Co powinna zawierać apteczka malucha?co od pierwszych dni życia,a co później należy dokupić?
W naszym przypadku na samym początku zakupiłam czopki przeciwgorączkowe paracetamol,maść majerankową,gaziki,herbatkę z kopru włoskiego,gruszkę do noska i sudocrem.I na samym początku chyba tyle.Oczywiście nie wliczam w to kosmetyków do pielęgnacji.Po pierwszym szczepieniu kupiłam altacet do smarowania w razie obrzęku a także lek przeciwgorączkowy i przeciwbólowy w syropie.
Przeziębienie:
*maść rozgrzewająca-polecam pulmex baby ok 16 zł
*maść majerankowa ok 3 zł
*woda morska do noska-ja polecam sterimer baby ok 30 zł
*kropelki do nosa np nasivin
*wapno w syropie
*witamina D
*witamina K
*witamina C w kropelkach
Na słońce:
*mleczko na słońce z filtrem np penaten ok 40 zł
Na biegunkę:
*probiotyk np dicoflor ok 30 zł
Na ukąszenia owadów:
*żel łagodzący ukąszenia np fenistil
*spray przeciw kleszczą
Oprócz tego trzeba zaopatrzyć się w termometr,preparat do pielęgnacji pępuszka-u mnie był octenisept,potrzebny może się okazać olejek na ciemieniuchę,a w późniejszym czasie żel na ząbkowanie.
I jeszcze ważne zasady należy sprawdzać daty ważności leków,przechowujemy je w ciemnych i chłodnych miejscach!
oprócz tych rzeczy mam jeszcze grukę opcjonalnie może być aspirator, gaziki i plastry na otarcia, w razie oparzeń plasry chłodzące, w razie niespodziewanej gorączki paracetamol w czopkach, na wypadek biegunki plyn z elektrolitami, gaziki nasączone alkoholem (ja mam hartmanna) opcjonalnie wode utlenioną i oczywiście termometr i nożyczki.
Przegląd tych rzeczy robię średnio raz w miesiącu sprawdzając termin ważnośći.
ja jeszcze dodam:
- wodę fizjologiczną Na Cl 0.9 % do nosa i oczów
- na poparzenia jakiś spray najlepiej chłodzący
- zamiast nożyczek mogą być cążki
- krem na każdą pogode np. nivea
- Octanisept do pępka, na jakieś wypryski czy to na twarzy czy jakies otarcie skaleczenia polecam przeczytać wskazania!!

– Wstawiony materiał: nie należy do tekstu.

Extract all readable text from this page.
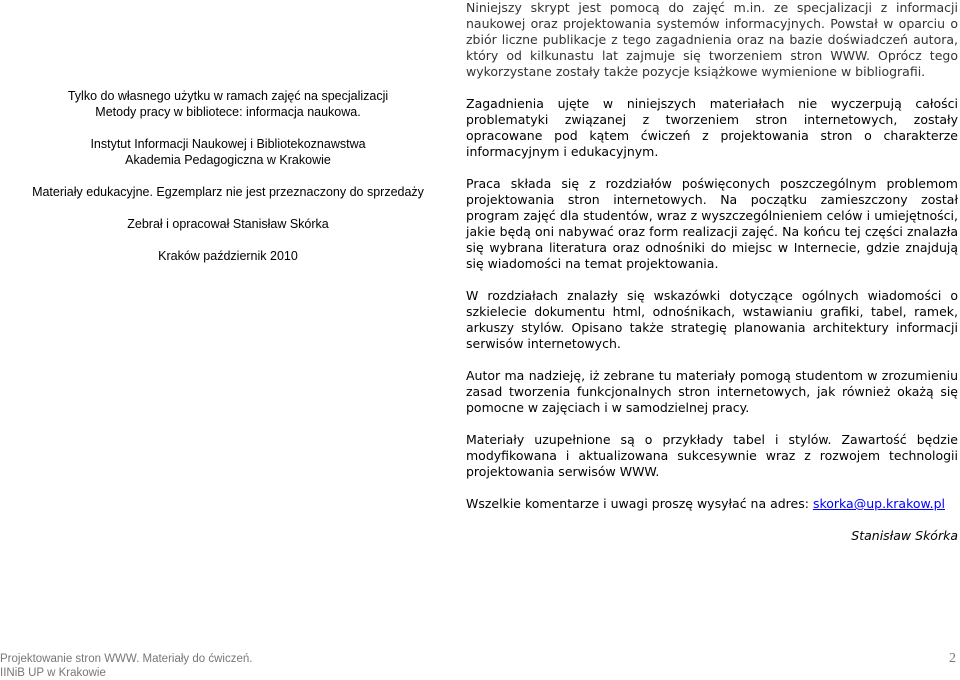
Tylko do własnego użytku w ramach zajęć na specjalizacji

Metody pracy w bibliotece: informacja naukowa.

Instytut Informacji Naukowej i Bibliotekoznawstwa

Akademia Pedagogiczna w Krakowie

Materiały edukacyjne. Egzemplarz nie jest przeznaczony do sprzedaży

Zebrał i opracował Stanisław Skórka

Kraków październik 2010

Niniejszy skrypt jest pomocą do zajęć m.in. ze specjalizacji z informacji naukowej oraz projektowania systemów informacyjnych. Powstał w oparciu o zbiór liczne publikacje z tego zagadnienia oraz na bazie doświadczeń autora, który od kilkunastu lat zajmuje się tworzeniem stron WWW. Oprócz tego wykorzystane zostały także pozycje książkowe wymienione w bibliografii.

Zagadnienia ujęte w niniejszych materiałach nie wyczerpują całości problematyki związanej z tworzeniem stron internetowych, zostały opracowane pod kątem ćwiczeń z projektowania stron o charakterze informacyjnym i edukacyjnym.

Praca składa się z rozdziałów poświęconych poszczególnym problemom projektowania stron internetowych. Na początku zamieszczony został program zajęć dla studentów, wraz z wyszczególnieniem celów i umiejętności, jakie będą oni nabywać oraz form realizacji zajęć. Na końcu tej części znalazła się wybrana literatura oraz odnośniki do miejsc w Internecie, gdzie znajdują się wiadomości na temat projektowania.

W rozdziałach znalazły się wskazówki dotyczące ogólnych wiadomości o szkielecie dokumentu html, odnośnikach, wstawianiu grafiki, tabel, ramek, arkuszy stylów. Opisano także strategię planowania architektury informacji serwisów internetowych.

Autor ma nadzieję, iż zebrane tu materiały pomogą studentom w zrozumieniu zasad tworzenia funkcjonalnych stron internetowych, jak również okażą się pomocne w zajęciach i w samodzielnej pracy.

Materiały uzupełnione są o przykłady tabel i stylów. Zawartość będzie modyfikowana i aktualizowana sukcesywnie wraz z rozwojem technologii projektowania serwisów WWW.

Wszelkie komentarze i uwagi proszę wysyłać na adres: skorka@up.krakow.pl

Stanisław Skórka

Projektowanie stron WWW. Materiały do ćwiczeń.
IINiB UP w Krakowie
2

- płatki kosmetyczne, gaziki i patyczki higieniczne,
Cążki nie są wskazane dla dzieci poniżej 3 roku życia
-maść na odparzenia (np sudocrem) chociaż równie dobra i tania jest maść nagietkowa
-zasypka
-oliwka
-czopki przeciwgorączkowe
-aphin lub cebion od pleśniawek
-rumianek
-herbatka koperkowa ( na kolki)
-spirytus (do pielęgnacji pępka)
-nadmanganian potasu (kąpiele w roztworze na odparzenia)
Mój synek ma 3 miesiące i mam tak:
- wodę morską fizjologiczną
- gruszkę
- sudocrem (najlepsza maść na odparzenia, w naszym przypadku żadne talki i inne kremy na odparzenia, nawet te robione na receptę się nie sprawdziły)
- patyczki
- termometr
- paracetamol fermina
- panadol w syropie w razie gorączki
- octonisept
- nożyczki
- rumianek (gdy mu ropiały oczka)
- altacet w żelu
- krem polecam ziajka (tani i nie wysypuje po nim, a skóra jest mięciutka)
- herbatkę polecam MIOBIO - spokojny sen
- witamina D
Uważam, że każda apteczka a zwłaszcza “apteczka malucha”, która powinna być w każdym domku musi być zabezpieczona przed szkrabem, aby nie miał do niej dostępu (najbardziej wtedy kiedy maluszek poznaje świat, zaczyna chodzić i buszować po domku. Na pewno taka apteczka nie powinna znajdować się w kuchni i łazience ze względu na występującą w tych pomieszczeniach wilgoć i ciepło. Następnym ważnym elementem, który należy przestrzegać jest przeglądanie leków i sprawdzanie daty przydatności na opakowaniach czy nie są przypadkiem przeterminowane.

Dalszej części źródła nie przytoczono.